I’ll save the rest of my comments on the future of local marketing for our next topic:
Mobile marketing achieved a huge push when Google announced in 2015 that mobile-friendliness would impact website rankings – BTW, if you haven’t tested your website yet, here’s the link from Google.
In 2015 everyone seemed to jump into app development — maybe in part because of new tools, more app developers, and some discontent with mobile websites. Unfortunately, most apps have fewer than 13 downloads per month.
The future of mobile marketing
The days of web-only websites or mobile-only sites are disappearing. Make yourself (or get your developer to make for you) a mobile-friendly website and forget the apps unless you have a huge customer base and are committed to updating your app frequently.
Think about content customers want when they access your site on a mobile device, especially a smartphone with limited real estate. Primarily, users look for information that’s immediately useful because they’re considering visiting your store soon — things like address, phone number, maps, menus, etc. Make it super easy to find this information with a minimum of clicks.
Also, devices operating on 3 or 4 G face data limits, so bear that in mind when creating your mobile-friendly website. Avoid a lot of data-heavy graphics and provide information without requiring multiple clicks that each involves downloading data.
For the most part, I’d advise against creating an app for your local business. Creating an app for entertainment, education, or engagement to supplement your business is a much better idea if you wish to build customer relationships with an app.

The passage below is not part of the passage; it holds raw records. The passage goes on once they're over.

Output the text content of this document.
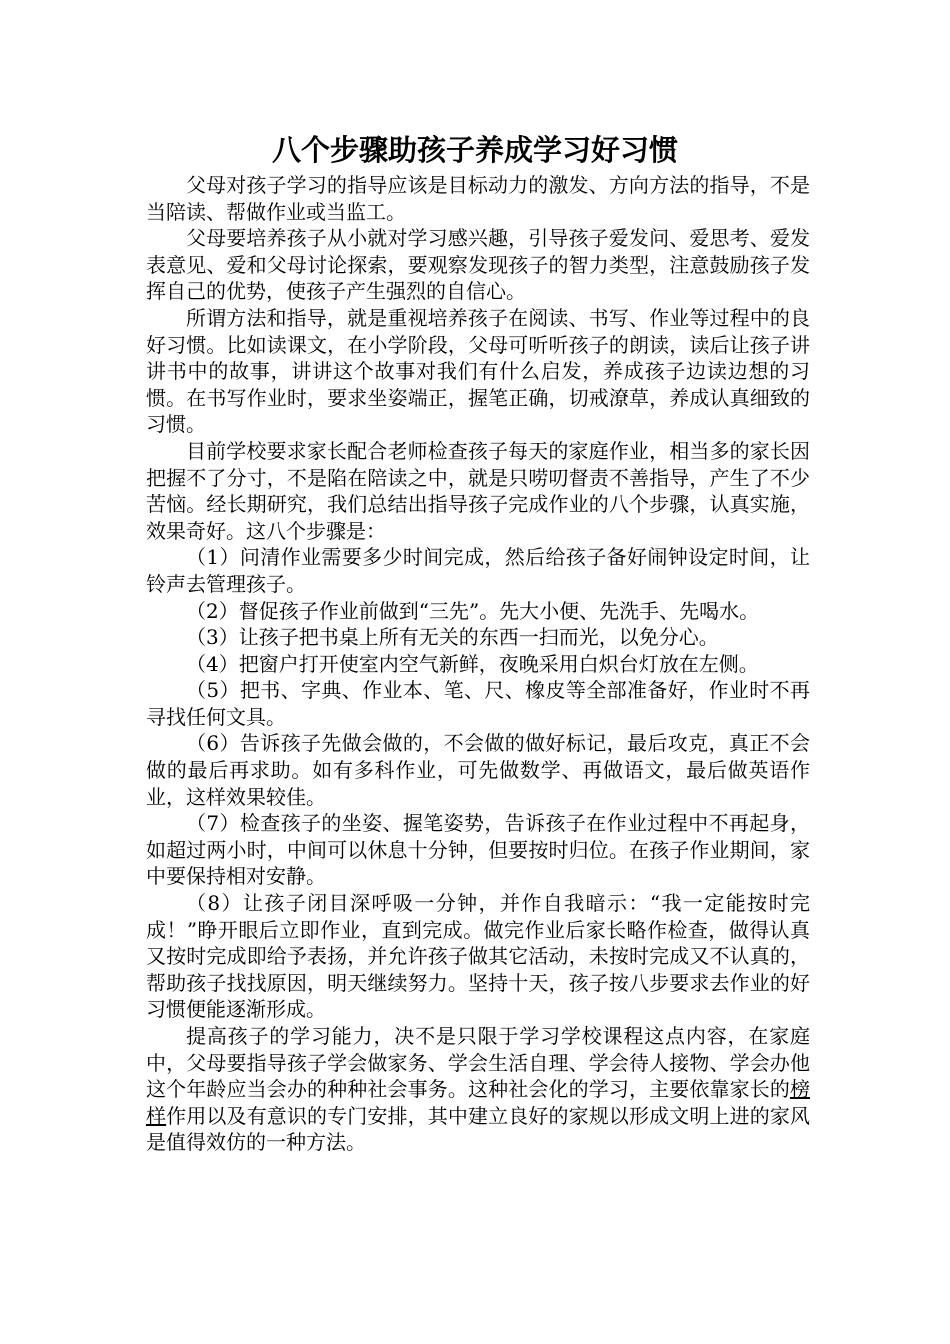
八个步骤助孩子养成学习好习惯

父母对孩子学习的指导应该是目标动力的激发、方向方法的指导，不是当陪读、帮做作业或当监工。

父母要培养孩子从小就对学习感兴趣，引导孩子爱发问、爱思考、爱发表意见、爱和父母讨论探索，要观察发现孩子的智力类型，注意鼓励孩子发挥自己的优势，使孩子产生强烈的自信心。

所谓方法和指导，就是重视培养孩子在阅读、书写、作业等过程中的良好习惯。比如读课文，在小学阶段，父母可听听孩子的朗读，读后让孩子讲讲书中的故事，讲讲这个故事对我们有什么启发，养成孩子边读边想的习惯。在书写作业时，要求坐姿端正，握笔正确，切戒潦草，养成认真细致的习惯。

目前学校要求家长配合老师检查孩子每天的家庭作业，相当多的家长因把握不了分寸，不是陷在陪读之中，就是只唠叨督责不善指导，产生了不少苦恼。经长期研究，我们总结出指导孩子完成作业的八个步骤，认真实施，效果奇好。这八个步骤是：

（1）问清作业需要多少时间完成，然后给孩子备好闹钟设定时间，让铃声去管理孩子。

（2）督促孩子作业前做到“三先”。先大小便、先洗手、先喝水。

（3）让孩子把书桌上所有无关的东西一扫而光，以免分心。

（4）把窗户打开使室内空气新鲜，夜晚采用白炽台灯放在左侧。

（5）把书、字典、作业本、笔、尺、橡皮等全部准备好，作业时不再寻找任何文具。

（6）告诉孩子先做会做的，不会做的做好标记，最后攻克，真正不会做的最后再求助。如有多科作业，可先做数学、再做语文，最后做英语作业，这样效果较佳。

（7）检查孩子的坐姿、握笔姿势，告诉孩子在作业过程中不再起身，如超过两小时，中间可以休息十分钟，但要按时归位。在孩子作业期间，家中要保持相对安静。

（8）让孩子闭目深呼吸一分钟，并作自我暗示：“我一定能按时完成！”睁开眼后立即作业，直到完成。做完作业后家长略作检查，做得认真又按时完成即给予表扬，并允许孩子做其它活动，未按时完成又不认真的，帮助孩子找找原因，明天继续努力。坚持十天，孩子按八步要求去作业的好习惯便能逐渐形成。

提高孩子的学习能力，决不是只限于学习学校课程这点内容，在家庭中，父母要指导孩子学会做家务、学会生活自理、学会待人接物、学会办他这个年龄应当会办的种种社会事务。这种社会化的学习，主要依靠家长的榜样作用以及有意识的专门安排，其中建立良好的家规以形成文明上进的家风是值得效仿的一种方法。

Integrated marketing communications — the future
A big task facing marketers is integrating across marketing channels. IMC was challenging enough when we were only talking about traditional media and atmospherics. Adding digital marketing adds an entire layer of complexity to the challenge of IMC.
First, the organizational structure requires some extensive changes to incorporate digital marketing. Instead of common functional silos such as graphic design, website design, analytics, customer support, etc, you need integrated work-teams and individuals with multiple skill sets to produce content, respond to customer service issues, and monitor performance in real-time. Spending months planning, crafting, perfecting, and approving a campaign is a luxury unavailable in digital marketing, where agile is the name of the game.
Firms also deal with challenges required to balance multiple voices across the organization with tools to ensure posts conform to a set of guidelines. Giving voice to employees is a valuable tool, as long as they don’t accidentally publish something offensive or proprietary.